Governo, Salvini
riabbraccia Berlusconi

Matteo Salvini conferma che non ha alcuna intenzione di rompere con Silvio Berlusconi e risponde così alle ultime, imperative parole con cui Luigi Di Maio ha chiuso il «forno» leghista per aprire quello col Partito democratico. Dunque, la conseguenza della mossa del capo grillino non porta alla frantumazione del centrodestra, anzi. Molti retroscena davano per imminente una divisione: quando Massimiliano Fedriga avrà conquistato domenica il Friuli Venezia Giulia congedando il governo regionale della Pd Serracchiani,

ci si aspettava che Salvini avrebbe colto la palla al balzo per porre condizioni ultimative e divisive al Cavaliere. E invece alla vigilia del voto il leader del Carroccio smentisce tutto. Non solo: nega di subire dalle televisioni Mediaset un attacco mediatico come invece aveva sostenuto proprio Di Maio annunciando l’intenzione di varare il prima possibile una severa legge sul conflitto di interessi destinata a colpire proprio Berlusconi.

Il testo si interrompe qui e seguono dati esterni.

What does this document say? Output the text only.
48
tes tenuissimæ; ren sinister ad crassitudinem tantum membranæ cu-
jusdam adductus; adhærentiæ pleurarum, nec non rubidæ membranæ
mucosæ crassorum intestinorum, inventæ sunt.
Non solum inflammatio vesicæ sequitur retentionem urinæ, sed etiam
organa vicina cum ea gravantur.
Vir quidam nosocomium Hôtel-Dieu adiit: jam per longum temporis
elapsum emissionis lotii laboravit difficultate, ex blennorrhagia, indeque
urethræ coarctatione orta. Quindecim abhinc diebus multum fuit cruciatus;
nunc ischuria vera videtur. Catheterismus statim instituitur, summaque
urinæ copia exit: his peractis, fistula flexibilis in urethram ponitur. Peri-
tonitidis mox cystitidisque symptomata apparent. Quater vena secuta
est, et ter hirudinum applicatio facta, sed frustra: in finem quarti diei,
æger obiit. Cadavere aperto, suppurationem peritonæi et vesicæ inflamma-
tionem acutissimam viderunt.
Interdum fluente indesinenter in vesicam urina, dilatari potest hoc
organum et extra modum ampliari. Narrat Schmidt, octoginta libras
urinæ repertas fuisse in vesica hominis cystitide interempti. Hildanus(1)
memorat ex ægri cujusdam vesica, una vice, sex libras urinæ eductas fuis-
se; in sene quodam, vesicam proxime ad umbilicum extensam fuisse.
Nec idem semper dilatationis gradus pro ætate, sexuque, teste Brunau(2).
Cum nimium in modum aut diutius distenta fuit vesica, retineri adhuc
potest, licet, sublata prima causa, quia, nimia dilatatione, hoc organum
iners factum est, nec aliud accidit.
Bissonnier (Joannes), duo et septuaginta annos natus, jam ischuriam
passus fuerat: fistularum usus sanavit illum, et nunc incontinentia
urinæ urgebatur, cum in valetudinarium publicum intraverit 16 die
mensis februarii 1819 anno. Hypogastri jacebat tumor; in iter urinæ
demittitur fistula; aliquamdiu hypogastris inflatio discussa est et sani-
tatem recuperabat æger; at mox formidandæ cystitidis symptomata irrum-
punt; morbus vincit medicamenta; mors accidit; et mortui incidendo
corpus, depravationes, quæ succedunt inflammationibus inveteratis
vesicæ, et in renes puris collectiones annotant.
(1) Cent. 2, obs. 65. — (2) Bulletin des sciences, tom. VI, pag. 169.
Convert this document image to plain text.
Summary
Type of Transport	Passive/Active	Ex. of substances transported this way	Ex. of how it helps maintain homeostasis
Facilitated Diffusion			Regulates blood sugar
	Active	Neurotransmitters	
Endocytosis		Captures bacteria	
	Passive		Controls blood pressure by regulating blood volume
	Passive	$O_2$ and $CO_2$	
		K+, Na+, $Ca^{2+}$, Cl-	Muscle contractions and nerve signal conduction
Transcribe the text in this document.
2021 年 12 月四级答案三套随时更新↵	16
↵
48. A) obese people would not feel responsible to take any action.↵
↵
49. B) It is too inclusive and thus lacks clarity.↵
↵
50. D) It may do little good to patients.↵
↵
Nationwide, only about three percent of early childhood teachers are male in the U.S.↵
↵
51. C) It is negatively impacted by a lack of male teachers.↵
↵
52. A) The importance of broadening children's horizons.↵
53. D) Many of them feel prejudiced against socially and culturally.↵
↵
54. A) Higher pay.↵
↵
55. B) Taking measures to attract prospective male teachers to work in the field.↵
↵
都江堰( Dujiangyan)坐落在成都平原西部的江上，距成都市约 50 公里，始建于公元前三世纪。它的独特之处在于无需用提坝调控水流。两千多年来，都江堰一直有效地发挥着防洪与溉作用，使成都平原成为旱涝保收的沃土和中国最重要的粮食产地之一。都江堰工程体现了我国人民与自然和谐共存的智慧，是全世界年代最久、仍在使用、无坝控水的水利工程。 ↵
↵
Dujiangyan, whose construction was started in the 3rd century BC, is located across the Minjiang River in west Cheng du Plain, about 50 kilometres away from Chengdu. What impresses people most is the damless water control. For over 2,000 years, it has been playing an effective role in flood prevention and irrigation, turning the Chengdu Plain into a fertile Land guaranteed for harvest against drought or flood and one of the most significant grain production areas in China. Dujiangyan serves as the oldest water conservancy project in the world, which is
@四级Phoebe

È evidente che Salvini, sempre più nel mirino dei centri sociali che lo ritraggono a testa in giù come il Duce, attende che fallisca il rendez-vous tra M5S e Partito democratico, convinto che la maggioranza renziana del partito non farà passare il dialogo avviato dal reggente Martina con l’appoggio della squadra «ministeriale» (Dario Franceschini in primis) e discretamente sospinta dal Quirinale che vedrebbe di buon occhio una simile soluzione.

Occorre attendere la riunione della direzione del partito, convocata per giovedì 3 maggio, per capire quale sarà l’orientamento finale dei democratici ma già da adesso si può tranquillamente pronosticare che i fedelissimi di Renzi voteranno «no» all’intesa con i grillini.

Se un dubbio rimane, è quale sia oggi la presa di Renzi sul partito: finora i numeri in direzione e nei gruppi parlamentari erano assolutamente chiari e indiscutibili ma – come si sa – il potere è qualcosa che sfugge facilmente di mano quando ci si trova su una china discendente. Il 3 maggio sarà una verifica anche di questo.

In ogni caso Salvini scommette proprio sul fallimento dei «passi» che finora l’esploratore quirinalizio Roberto Fico ha potuto registrare nel corso della sua missione. «Pd e M5S hanno zero possibilità di intendersi – ha detto Salvini – e del resto il rapporto tra loro sarebbe contro natura, giustamente i militanti dell’una e dell’altra parte protestano e si sentono traditi».

Una volta che anche questo passaggio sarà consumato il segretario della Lega, forte del risultato friulano, potrà forzare la mano a Di Maio e riaprire il confronto. Lo farà come capo dell’intero centrodestra, quindi del 37 per cento dell’elettorato e non del 17 della sola Lega, e potrà proporre una soluzione transitoria che porti gli italiani a votare in breve tempo. Non il governo istituzionale o di tregua o di decantazione promosso dal Quirinale che sia i grillini che i leghisti non sono disposti a votare, ma un governo politico tra gli unici due partiti che hanno interesse a riaprire le urne perché sanno di ricavarne un sicuro guadagno. Il problema è chi dovrebbe presiederlo, un simile governo: Di Maio potrebbe fare un passo indietro giustificandosi proprio con la «provvisorietà» della soluzione trovata, e il centrodestra potrebbe trovare la propria soddisfazione con un suo esponente meno esposto al fuoco di queste settimane, ossia il numero due del movimento Giancarlo Giorgetti.

È un’ipotesi, ma in questo momento non si può far altro aspettando prima il voto friulano e poi la direzione del Pd. Salvini ha dimostrato di non avere fretta e di non farsi nemmeno troppo impressionare dagli ultimatum di Di Maio. Segno che il filo che lo lega ai grillini non si è mai del tutto rotto.